My mother began smoking crack in the summer of 1986. At that time, it was widely known as “crack rock.” I was 9 years old and I already had mastered the art of secrecy. I didn’t call it art or survival; it was just life under the “rock.” I learned many things that summer that would forever change me.
I learned to check the spoons for burn residue before using them. I taught my brothers to do the same. I learned to hide my single speaker radio before going to school. I taught my brothers to do the same. I learned to play in the dark when the electricity was cut off. I learned that people were more than comfortable calling my mother “crack head” in front of our young eyes and ears. I learned to grow numb and I taught my brothers to do the same.
The greatest lesson I learned was not to be ashamed of my mother. Trust me when I say that this was no easy task during a time when life was polarized by dichotomies of “clean” or “dirty,” “crack head” or human.
These lessons sustained our sanity. These lessons fortified me, along with millions of black and brown families in the 1980s and ‘90s, tried to survive life under the “rock.”
Being the oldest child, I was charged with ensuring that my brothers were fed and taken care of. While I resented the responsibility, it provided me a kind of access to my mother that my brothers didn’t have. After coming down from her high, she would wake me from my sleep to play board games with her at 2 a.m. She would tell me about how AIDS had stolen her friends and how bad she missed them. She would tell me that I was the “good” one and it was my responsibility to keep my younger brother Nicholas out of trouble. We talked about pretty much everything – except life under the “rock.”
It was difficult for anyone in my neighborhood to call someone else’s mother a “crack head” without quickly being reminded that their mother too was a “crack head.” So, the insults had to be more specific; hairs had to be split: “Well at least my mother didn’t sell the TV.” “Well at least we have food in the house.”
My brothers and I were lucky in this sense. Our mother had done neither and so we found solace in that. I believe that this alone helped us to survive with whatever dignity we had left as I watched the will to live disappear from the eyes of other kids living in and being surrounded by crack addiction.
As noted by the U.S. Sentencing Commission, more than one thousand stories about crack appeared in the press in 1986, with NBC reporting over 400 reports on the crack “epidemic” alone. The media coverage was instrumental in shaping the nation’s perception of those who struggled with and/or were directly impacted by crack addiction. This perception has since been inherited by a new generation of HIV advocates and activists, who only associate the Presidency of Ronald Reagan with his failed response to AIDS. But those who survived the Reagan years also associate that time with the government’s swift and violent response to crack that stole the lives and promise of many, deliberately destroying black and brown families.
Thirty years later, the conversation about addiction has shifted dramatically. The same government that demonized, dehumanized and then criminalized people like my mother now urges us all to remember that people struggling with addiction have a disease and require love, patience and treatment. This reminder comes just as the face of addiction is now that of white affluent youth struggling with heroin addiction. This compassion, while critical and necessary, was not made available to black and brown communities that struggled with the presence of crack. I will venture to say that this approach is still NOT available to individuals who still struggle in the shadows of a crack addiction.
Yes, it is important that we evolve as a society and it is equally important that we make amends with ourselves for allowing this to happen on our watch. Even more importantly, we cannot validate our evolution without a true account of what happened, who it happened to and why it happened in the first place.
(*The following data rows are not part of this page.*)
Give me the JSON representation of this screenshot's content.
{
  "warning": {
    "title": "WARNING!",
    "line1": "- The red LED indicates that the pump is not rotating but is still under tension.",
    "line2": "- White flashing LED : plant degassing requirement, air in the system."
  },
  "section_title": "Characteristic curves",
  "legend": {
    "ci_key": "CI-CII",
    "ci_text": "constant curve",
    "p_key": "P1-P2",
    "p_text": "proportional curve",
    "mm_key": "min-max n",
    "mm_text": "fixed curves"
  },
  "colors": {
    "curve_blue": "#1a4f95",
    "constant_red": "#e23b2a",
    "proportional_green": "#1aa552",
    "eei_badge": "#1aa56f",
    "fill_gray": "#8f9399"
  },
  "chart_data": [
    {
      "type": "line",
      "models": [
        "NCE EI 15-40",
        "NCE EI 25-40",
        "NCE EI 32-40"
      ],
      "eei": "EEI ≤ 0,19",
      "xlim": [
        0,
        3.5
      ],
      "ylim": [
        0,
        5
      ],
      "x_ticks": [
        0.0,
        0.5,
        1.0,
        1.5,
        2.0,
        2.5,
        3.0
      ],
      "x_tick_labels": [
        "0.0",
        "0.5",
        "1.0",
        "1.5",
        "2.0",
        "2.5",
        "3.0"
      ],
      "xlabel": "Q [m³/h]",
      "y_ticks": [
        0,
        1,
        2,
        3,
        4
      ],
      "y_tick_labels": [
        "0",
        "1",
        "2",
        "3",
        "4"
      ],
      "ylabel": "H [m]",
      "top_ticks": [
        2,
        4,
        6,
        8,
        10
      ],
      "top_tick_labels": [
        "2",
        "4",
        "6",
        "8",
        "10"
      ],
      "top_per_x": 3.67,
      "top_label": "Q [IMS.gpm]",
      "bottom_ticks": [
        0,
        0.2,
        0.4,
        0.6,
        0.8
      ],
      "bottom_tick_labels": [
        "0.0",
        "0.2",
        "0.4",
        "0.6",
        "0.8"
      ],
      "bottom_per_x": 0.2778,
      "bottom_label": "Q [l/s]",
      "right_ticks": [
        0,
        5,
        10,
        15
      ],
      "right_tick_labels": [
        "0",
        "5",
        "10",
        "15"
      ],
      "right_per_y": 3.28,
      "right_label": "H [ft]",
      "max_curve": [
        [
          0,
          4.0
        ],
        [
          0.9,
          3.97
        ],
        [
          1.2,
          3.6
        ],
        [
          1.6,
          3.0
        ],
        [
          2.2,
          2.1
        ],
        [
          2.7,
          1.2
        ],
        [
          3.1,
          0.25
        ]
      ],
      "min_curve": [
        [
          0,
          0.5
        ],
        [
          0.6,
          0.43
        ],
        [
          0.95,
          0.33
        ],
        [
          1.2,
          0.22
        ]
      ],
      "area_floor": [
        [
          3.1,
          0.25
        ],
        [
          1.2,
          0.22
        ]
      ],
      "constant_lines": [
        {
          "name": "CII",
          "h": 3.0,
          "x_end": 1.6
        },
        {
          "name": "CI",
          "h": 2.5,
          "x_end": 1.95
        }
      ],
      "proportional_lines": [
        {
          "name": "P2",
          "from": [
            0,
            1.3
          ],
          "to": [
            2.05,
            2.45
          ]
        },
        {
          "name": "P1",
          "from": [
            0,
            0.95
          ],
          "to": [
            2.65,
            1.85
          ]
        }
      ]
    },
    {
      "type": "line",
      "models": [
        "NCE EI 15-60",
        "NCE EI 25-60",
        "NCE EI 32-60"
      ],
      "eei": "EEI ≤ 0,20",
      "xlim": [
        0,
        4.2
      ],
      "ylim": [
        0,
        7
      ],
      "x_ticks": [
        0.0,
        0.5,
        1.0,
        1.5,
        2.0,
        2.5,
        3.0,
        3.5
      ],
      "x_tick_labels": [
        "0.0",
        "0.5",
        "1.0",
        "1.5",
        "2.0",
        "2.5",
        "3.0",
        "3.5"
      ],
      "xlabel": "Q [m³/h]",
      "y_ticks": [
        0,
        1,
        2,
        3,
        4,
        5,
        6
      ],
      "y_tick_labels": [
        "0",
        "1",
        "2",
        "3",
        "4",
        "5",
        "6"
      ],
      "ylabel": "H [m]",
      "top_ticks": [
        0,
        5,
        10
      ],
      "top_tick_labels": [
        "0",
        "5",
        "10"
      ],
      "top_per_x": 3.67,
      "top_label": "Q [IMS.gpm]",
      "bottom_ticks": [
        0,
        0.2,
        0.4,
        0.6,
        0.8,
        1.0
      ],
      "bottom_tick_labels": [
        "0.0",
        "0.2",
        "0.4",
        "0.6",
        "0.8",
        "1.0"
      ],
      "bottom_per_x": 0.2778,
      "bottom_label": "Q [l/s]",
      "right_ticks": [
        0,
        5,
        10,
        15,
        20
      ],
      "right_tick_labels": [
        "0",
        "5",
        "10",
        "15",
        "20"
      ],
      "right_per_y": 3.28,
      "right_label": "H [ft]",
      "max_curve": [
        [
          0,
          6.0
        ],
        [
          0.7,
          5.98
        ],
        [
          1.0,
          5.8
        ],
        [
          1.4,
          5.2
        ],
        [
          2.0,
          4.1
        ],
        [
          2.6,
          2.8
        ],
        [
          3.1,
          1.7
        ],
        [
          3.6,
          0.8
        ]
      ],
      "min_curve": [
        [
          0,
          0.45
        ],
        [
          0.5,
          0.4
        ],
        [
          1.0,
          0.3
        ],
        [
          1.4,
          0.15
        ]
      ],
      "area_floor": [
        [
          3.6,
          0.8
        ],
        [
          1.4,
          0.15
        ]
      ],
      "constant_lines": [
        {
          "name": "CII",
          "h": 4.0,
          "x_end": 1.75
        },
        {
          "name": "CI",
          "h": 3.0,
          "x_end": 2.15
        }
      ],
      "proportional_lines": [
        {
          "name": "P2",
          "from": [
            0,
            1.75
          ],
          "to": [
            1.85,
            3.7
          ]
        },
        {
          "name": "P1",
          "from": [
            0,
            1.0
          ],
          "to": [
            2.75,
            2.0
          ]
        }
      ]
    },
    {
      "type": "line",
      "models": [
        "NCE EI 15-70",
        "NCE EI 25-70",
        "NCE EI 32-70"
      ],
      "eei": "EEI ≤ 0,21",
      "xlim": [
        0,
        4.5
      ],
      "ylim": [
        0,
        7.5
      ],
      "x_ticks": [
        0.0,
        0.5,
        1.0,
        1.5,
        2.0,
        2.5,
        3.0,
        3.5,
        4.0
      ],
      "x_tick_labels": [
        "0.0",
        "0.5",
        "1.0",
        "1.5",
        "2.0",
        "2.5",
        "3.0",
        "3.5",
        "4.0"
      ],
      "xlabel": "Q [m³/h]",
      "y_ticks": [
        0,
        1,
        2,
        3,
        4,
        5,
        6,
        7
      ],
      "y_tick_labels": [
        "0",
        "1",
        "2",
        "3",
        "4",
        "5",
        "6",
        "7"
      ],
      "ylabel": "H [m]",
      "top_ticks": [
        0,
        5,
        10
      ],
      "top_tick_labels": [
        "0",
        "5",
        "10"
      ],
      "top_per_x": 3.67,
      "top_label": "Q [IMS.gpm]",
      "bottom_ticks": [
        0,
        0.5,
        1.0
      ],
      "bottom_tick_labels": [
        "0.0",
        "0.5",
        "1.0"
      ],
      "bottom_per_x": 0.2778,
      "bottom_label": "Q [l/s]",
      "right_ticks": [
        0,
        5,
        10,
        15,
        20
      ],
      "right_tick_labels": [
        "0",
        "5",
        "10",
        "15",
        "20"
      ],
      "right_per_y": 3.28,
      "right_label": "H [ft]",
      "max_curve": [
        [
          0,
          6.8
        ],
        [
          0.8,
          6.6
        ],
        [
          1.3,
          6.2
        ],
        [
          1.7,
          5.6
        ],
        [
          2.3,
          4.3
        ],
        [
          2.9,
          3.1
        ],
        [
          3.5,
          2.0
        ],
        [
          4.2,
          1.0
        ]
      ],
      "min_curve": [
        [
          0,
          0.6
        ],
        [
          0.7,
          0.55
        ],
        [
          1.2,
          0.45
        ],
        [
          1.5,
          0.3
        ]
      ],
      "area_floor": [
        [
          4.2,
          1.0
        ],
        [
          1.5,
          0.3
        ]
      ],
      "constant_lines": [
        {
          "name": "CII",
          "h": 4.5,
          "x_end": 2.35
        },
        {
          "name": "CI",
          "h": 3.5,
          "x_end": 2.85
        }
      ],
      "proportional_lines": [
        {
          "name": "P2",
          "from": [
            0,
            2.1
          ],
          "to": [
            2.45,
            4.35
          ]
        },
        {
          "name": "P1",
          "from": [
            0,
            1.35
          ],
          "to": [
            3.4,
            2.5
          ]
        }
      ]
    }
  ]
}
I have come a long way from the small room I shared with my mother and brothers. I no longer have to check spoons for burn residue but I no longer have family to bear witness to the atrocities we survived.
My mother struggled with addiction until her death. My brother Nicholas was murdered in 2001. I sometimes struggle with survivor’s guilt. This is not uncommon for those who have survived war. Every day, I am learning to reconcile my survival with the sacrifices my mother and brother made for me to live life out from under the “rock.”
Atonement is often the last act of any complete apology. As a nation, how do we atone for the heinous behavior of the government during the Reagan years? It’s simple: We don’t ignore the heroes of my generation. Instead, we honor the legacies of my mother and every mother who provided light in darkest days of the war raged on our families. We memorialize them like we would the heroes who were lost in battle.